Che cos'è SASL / GSSAPI?


17

Numerose volte ho incontrato l'espressione SASL / GSSAPI. Ho cercato Google molte volte, ma semplicemente non capisco di cosa si tratta e come si collega a Kerberos.

Qualcuno che ha una spiegazione semplice su questo?

Risposte:


5

SASL e GSSAPI sono framework in cui è possibile collegare vari provider di autenticazione. Le persone che desiderano utilizzare l'autenticazione Kerberos in un'app che supporta SASL o GSSAPI devono solo fornire il plug-in Kerberos appropriato, anziché riscrivere l'app con un codice specifico di Kerberos.


1
In effetti, come ho detto, "SASL ... che possono essere collegati vari provider di autenticazione". Sono due diversi framework in cui è possibile collegare vari provider di autenticazione, come Kerberos o NTLM.
dsolimano,

SASL è più una specifica di implementazione di solito per protocolli basati su testo (come SMTP, IMAP, ecc.). GSSAPI è una definizione dell'interfaccia dell'applicazione per plugin che supportano vari meccanismi di autenticazione. SASL può usare GSSAPI per estendere i suoi meccanismi di autenticazione.
Chris S,

senza fornire un '' 'esempio' '' concreto che il fornitore reale inserisce in quale quadro del mondo reale, la maggior parte delle persone non sa di cosa stai parlando.
dotbit

40

SASL sta per Simple Authentication and Security Layer; è un framework che consente agli sviluppatori di implementare diversi meccanismi di autenticazione e consente ai client e ai server di negoziare un meccanismo reciprocamente accettabile per ogni connessione (piuttosto che codificarli o preconfigurarli).

GSSAPI è l' acronimo di Generic Security Services Application Program Interface; di solito è reso disponibile come uno dei meccanismi che SASL può usare.
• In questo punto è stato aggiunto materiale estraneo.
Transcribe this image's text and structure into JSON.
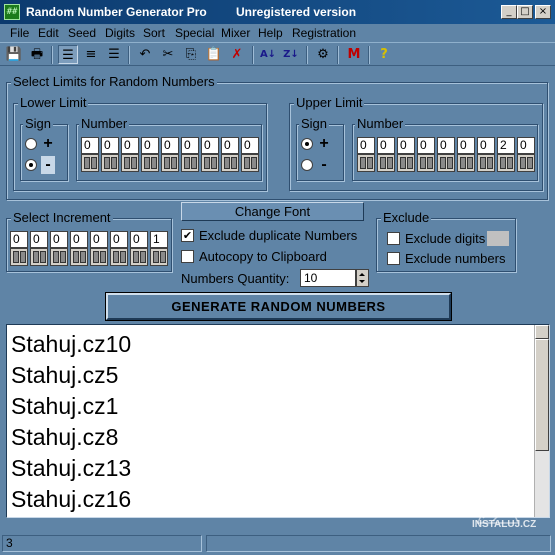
{
  "window": {
    "title": "Random Number Generator Pro",
    "status_text": "Unregistered version",
    "icon_name": "app-grid-icon",
    "controls": [
      "_",
      "□",
      "×"
    ]
  },
  "menu": [
    "File",
    "Edit",
    "Seed",
    "Digits",
    "Sort",
    "Special",
    "Mixer",
    "Help",
    "Registration"
  ],
  "toolbar": [
    {
      "name": "save-icon",
      "glyph": "💾"
    },
    {
      "name": "print-icon",
      "glyph": "🖶"
    },
    {
      "name": "align-left-icon",
      "glyph": "☰"
    },
    {
      "name": "align-center-icon",
      "glyph": "≡"
    },
    {
      "name": "align-right-icon",
      "glyph": "☰"
    },
    {
      "name": "undo-icon",
      "glyph": "↶"
    },
    {
      "name": "cut-icon",
      "glyph": "✂"
    },
    {
      "name": "copy-icon",
      "glyph": "⎘"
    },
    {
      "name": "paste-icon",
      "glyph": "📋"
    },
    {
      "name": "delete-icon",
      "glyph": "✗"
    },
    {
      "name": "sort-ascending-icon",
      "glyph": "A↓"
    },
    {
      "name": "sort-descending-icon",
      "glyph": "Z↓"
    },
    {
      "name": "mixer-icon",
      "glyph": "⚙"
    },
    {
      "name": "m-icon",
      "glyph": "M"
    },
    {
      "name": "help-icon",
      "glyph": "?"
    }
  ],
  "limits": {
    "title": "Select Limits for Random Numbers",
    "lower": {
      "title": "Lower Limit",
      "sign_label": "Sign",
      "number_label": "Number",
      "plus": "+",
      "minus": "-",
      "selected_sign": "-",
      "digits": [
        "0",
        "0",
        "0",
        "0",
        "0",
        "0",
        "0",
        "0",
        "0"
      ]
    },
    "upper": {
      "title": "Upper Limit",
      "sign_label": "Sign",
      "number_label": "Number",
      "plus": "+",
      "minus": "-",
      "selected_sign": "+",
      "digits": [
        "0",
        "0",
        "0",
        "0",
        "0",
        "0",
        "0",
        "2",
        "0"
      ]
    }
  },
  "increment": {
    "title": "Select Increment",
    "digits": [
      "0",
      "0",
      "0",
      "0",
      "0",
      "0",
      "0",
      "1"
    ]
  },
  "options": {
    "change_font": "Change Font",
    "exclude_duplicates": {
      "label": "Exclude duplicate Numbers",
      "checked": true
    },
    "autocopy": {
      "label": "Autocopy to Clipboard",
      "checked": false
    },
    "quantity_label": "Numbers Quantity:",
    "quantity_value": "10"
  },
  "exclude": {
    "title": "Exclude",
    "digits": {
      "label": "Exclude digits",
      "checked": false
    },
    "numbers": {
      "label": "Exclude numbers",
      "checked": false
    }
  },
  "generate_label": "GENERATE RANDOM NUMBERS",
  "results": [
    "Stahuj.cz10",
    "Stahuj.cz5",
    "Stahuj.cz1",
    "Stahuj.cz8",
    "Stahuj.cz13",
    "Stahuj.cz16"
  ],
  "watermark": "INSTALUJ.CZ",
  "statusbar": {
    "count": "3"
  }
}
È esso stesso un altro framework per lo sviluppo e l'implementazione di vari meccanismi di autenticazione. Questi meccanismi includono Kerberos, NTLM e SPNEGO (meccanismo di negoziazione GSSAPI semplice e protetto): uno pseudo-meccanismo GSSAPI che consente ai client compatibili con GSSAPI di negoziare quale meccanismo GSSAPI vogliono usare.

Ecco un esempio per renderlo un po 'più chiaro (brutalmente semplificato per motivi di chiarezza):

  1. Il client si connette al server e dice "Supporto SASL! Come devo autenticarmi?"
  2. Il server riceve la connessione e risponde "Sono anche supportato da SASL e posso utilizzare questi meccanismi, in ordine decrescente di preferenza: GSSAPI, CRAM-MD5, PLAIN".
  3. Il cliente risponde: "Tra le scelte, vorrei usare GSSAPI".
  4. Il server risponde "GSSAPI? Capitale. Supporto Kerberos e NTLM."
  5. Il cliente risponde "Usiamo Kerberos. Ecco il mio biglietto criptato ecc. Ecc."

1
Grazie mille spiegazione molto chiara
mSatyam
Utilizzando il nostro sito, riconosci di aver letto e compreso le nostre Informativa sui cookie e Informativa sulla privacy.
Licensed under cc by-sa 3.0 with attribution required.